The solution must be connected and acyclic: this is the definition of a tree.
A tree on $n$ nodes has $n-1$ edges.
This can be seen by building the tree one edge at a time, starting from an empty graph. Initially, each of the $n$ nodes is disconnected. As edges are added, the connected components (initially nodes by themselves) merge. Each edge units two different components, and exactly $n-1$ edges are added in the fully formed tree. The converse is also true.
Any connected, undirected graph $G = (V,E)$ with $|E|=|V|-1$ is a tree.
To prove this, we just need to show that $G$ is acyclic. While the graph contains a cycle, remove on edge from this cycle. The process terminates on $G'=(V,E')$, $E'\subseteq E$, which is acyclic, and by property 1, connected. Therefore, $G'$ is a tree, whereupon property 2 proves $|E|=|V|-1$, and since $E'=E$, no edges were removed, proving $G$ was acyclic to start with.
An undirected graph is a tree iff there is a unique path between any pair of nodes.
In a tree, any two nodes can only have one path between them, otherwise the union of these paths form a cycle.

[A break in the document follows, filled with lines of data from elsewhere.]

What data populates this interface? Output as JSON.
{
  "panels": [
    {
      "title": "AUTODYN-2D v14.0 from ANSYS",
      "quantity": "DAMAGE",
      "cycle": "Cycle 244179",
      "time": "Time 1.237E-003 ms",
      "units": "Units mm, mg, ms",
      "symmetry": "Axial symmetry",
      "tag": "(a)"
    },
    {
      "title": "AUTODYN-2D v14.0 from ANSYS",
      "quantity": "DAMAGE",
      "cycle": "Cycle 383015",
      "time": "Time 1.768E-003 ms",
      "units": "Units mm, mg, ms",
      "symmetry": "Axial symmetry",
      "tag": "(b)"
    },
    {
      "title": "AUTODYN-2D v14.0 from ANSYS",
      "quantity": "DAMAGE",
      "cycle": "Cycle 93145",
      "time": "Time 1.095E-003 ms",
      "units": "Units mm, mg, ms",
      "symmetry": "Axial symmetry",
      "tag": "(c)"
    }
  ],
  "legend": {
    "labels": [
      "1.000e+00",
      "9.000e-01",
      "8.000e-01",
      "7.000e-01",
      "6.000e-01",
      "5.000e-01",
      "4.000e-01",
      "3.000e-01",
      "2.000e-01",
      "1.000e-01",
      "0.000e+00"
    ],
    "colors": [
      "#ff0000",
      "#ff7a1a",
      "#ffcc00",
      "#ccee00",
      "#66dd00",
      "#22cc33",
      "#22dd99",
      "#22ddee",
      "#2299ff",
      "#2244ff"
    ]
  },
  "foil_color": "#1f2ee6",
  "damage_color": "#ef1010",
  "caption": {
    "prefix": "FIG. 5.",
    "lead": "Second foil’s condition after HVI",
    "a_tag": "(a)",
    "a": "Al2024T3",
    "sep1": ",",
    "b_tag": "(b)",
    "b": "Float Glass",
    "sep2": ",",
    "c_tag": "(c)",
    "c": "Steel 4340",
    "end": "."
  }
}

If a graph has a path between any two nodes, it is connected. If these paths are unique, then the graph is acyclic.
In the process of building an MST, if we have already chosen some edges, how do we decide what to add next?
<aside> 💡 The cut property states that given edges $X$ which are part of an MST $G = (V, E)$, we can pick any subset of nodes $S$ for which $X$ does not cross between $S$ and $V-S$, and let $e$ be the lightest edge across the partition, then $X\cup \{e\}$ is part of some MST.
</aside>
A cut is any partition of the vertices into two groups $S$, and $V-S$. This property implies it is always safe to add the lightest edge across any cut, provided $X$ does not already have an edge across the cut.
Kruskal's MST algorithm starts with the empty graph, then repeatedly selects the next lightest edge from $E$ that doesn't produce a cycle. It is a greedy algorithm as other than taking care to avoid cycles, it always picks the cheapest edge available.
At any given moment, the edges already chosen form a partial solution, a collection of connected components each with a tree structure. The next edge $e$ to be added connects two components $T_1$ and $T_2$. Since $e$ is the lightest edge that will not produce a cycle, it is certain to be the lightest edge between $T_1$ and $V-T_1$, satisfying the cut property.
At each stage, the algorithm chooses an edge to add to its current partial solution, testing each candidate edge $(u, v)$ to see whether $u$ and $v$ lie in different components to ensure acyclicity. Once an edge is chosen, the corresponding components need to be merged. To support this operation, we will model the algorithm's state using a collection of disjoint sets, each of which contains nodes of a particular component.
Initially, each node is a component by itself. We repeatedly test pairs if they belong to the same set. And we call union to merge two sets.